Acordou decidido a fazer alguma coisa. Isabela ainda dormia e por alguns momentos Sérgio admirou-a com a lentidão que nunca dispunha quando estava acordada. Percorreu as pequenas marcas que conhecia. Uma cicatriz na testa da vez em que ela, ainda criança, bateu a cabeça na quina da porta. O queixo que Isabel nunca deixava ser tocado. Brincou com os cabelos e depois tamborilou suavemente os dedos pelos ombros da mulher. Sentindo a mistura de maciez e firmeza que se só se encontra nos jovens, se aproximou e sentiu seu cheiro. Então seus olhos chegaram ao nariz. Com uma careta, ele deu um salto e se levantou. Odiava aquele nariz. Para ele, não era um nariz mal desenhado ou desproporcional, como quase todo mundo tem. Era um nariz irreparavelmente feio. Ainda sonolento, preparou o café e bebeu sozinho. Ainda pensava no nariz: "Um monstro. Estraga qualquer conjunto".
Ao voltar para casa, naquela noite, suava. Abriu a porta e entrou na sala aos pulos. Arrancou um jornal de dentro da pasta e entregou a Isabela. Enquanto falava, começou um tique nervoso que sempre aparecia quando estava ansioso.
"Isabela - entortou a cabeça e fez um esgar com a boca - olha essa notícia".
No jornal, ela viu a foto de um homem completamente calvo, de uns cinqüenta anos. Na verdade não era uma notícia e sim o anúncio de uma clínica de cirurgia plástica.
"Ele - mais um giro com a cabeça - é o doutor Cristiano. Pode resolver o nosso problema. Diz aqui que é o melhor".
Ao perceber o que o marido queria, Isabela gritou de raiva, virou as costas e se trancou no quarto. Horas depois, no entanto, Sérgio ainda insistia. A vontade da Isabel aos poucos se desfez. Antes que a noite acabasse, cedeu. Sempre aceitava o que o marido queria. Mas enquanto Sérgio dormia, embalado pelo sonho do nariz novo, ela andou pela casa feito uma sonâmbula. Por horas se olhou no espelho, examinando cada pedaço do nariz. O que havia de errado? Não se sentia incomodada com o nariz, muito pelo contrário. Decidida a dizer isso ao Doutor Cristiano, entrou em seu consultório no dia seguinte.
"O que vamos deixar mais bonito?" - ele perguntou.

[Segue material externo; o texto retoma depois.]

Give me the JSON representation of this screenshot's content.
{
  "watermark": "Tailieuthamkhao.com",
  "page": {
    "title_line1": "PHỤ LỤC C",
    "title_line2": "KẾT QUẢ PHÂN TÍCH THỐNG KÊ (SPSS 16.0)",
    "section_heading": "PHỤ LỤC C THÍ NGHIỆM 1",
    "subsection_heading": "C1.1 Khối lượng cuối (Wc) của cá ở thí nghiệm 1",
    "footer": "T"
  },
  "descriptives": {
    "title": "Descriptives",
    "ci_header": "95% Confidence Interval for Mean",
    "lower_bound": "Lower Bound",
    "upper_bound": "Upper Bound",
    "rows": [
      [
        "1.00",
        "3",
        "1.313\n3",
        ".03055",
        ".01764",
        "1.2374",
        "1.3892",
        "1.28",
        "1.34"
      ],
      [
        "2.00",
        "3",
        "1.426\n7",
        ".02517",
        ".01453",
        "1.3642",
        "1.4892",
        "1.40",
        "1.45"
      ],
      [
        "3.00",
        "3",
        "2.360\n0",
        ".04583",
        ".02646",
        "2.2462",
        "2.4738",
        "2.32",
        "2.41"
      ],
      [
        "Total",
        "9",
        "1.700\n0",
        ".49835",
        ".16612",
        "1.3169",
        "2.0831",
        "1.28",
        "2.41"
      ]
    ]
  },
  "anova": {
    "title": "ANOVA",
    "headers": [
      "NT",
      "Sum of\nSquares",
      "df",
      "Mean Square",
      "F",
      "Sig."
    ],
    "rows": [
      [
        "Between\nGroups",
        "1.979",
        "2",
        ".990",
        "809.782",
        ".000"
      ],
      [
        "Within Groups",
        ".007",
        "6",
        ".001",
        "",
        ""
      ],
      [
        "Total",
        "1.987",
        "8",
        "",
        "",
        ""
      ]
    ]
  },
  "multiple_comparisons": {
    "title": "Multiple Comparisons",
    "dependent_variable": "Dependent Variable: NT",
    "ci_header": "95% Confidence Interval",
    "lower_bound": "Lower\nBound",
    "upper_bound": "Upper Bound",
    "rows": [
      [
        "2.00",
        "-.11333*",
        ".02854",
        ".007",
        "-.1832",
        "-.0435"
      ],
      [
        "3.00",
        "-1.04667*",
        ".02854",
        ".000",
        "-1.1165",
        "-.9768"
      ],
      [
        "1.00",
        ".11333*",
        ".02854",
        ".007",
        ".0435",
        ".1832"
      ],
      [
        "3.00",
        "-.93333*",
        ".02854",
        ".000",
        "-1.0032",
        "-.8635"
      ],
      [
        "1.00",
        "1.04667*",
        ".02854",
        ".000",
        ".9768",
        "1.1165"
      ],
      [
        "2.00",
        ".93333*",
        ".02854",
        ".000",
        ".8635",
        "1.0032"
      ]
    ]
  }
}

Ela mostrou o nariz. Doutor Cristiano se debruçou sobre seu rosto, apalpando e olhando seu nariz com uma lente de aumento.
"Impossível" - disse por fim. "Nunca vi um nariz tão perfeito".
Isabela contou tudo.
Uma semana depois, ela e Sérgio foram ao consultório do Doutor Cristiano retirar o curativo. Cada bandagem arrancada o cirurgião fez acompanhar de um comentário. "Foi um trabalho de mestre" ou "fizemos o impossível". Em vez de ficar ofendida com as observações, Isabela olhava para o médico de um jeito agradecido. Quando seu nariz finalmente surgiu, Sérgio deu um gemido e depois abraçou o médico. Começou a chorar, sussurrando "obrigado, obrigado...". Isabel também chorou, mas por uma gratidão diferente. Como combinaram secretamente, o cirurgião apenas cobriu o nariz com gaze e mercurocromo. Não fez cirurgia alguma. Sérgio, vendo seu nariz pela primeira vez do jeito que sempre foi, perfeito e belo, estava transtornado de felicidade. Quando beijou-o, soluçando, o tique voltou e começou a girar a cabeça como nunca.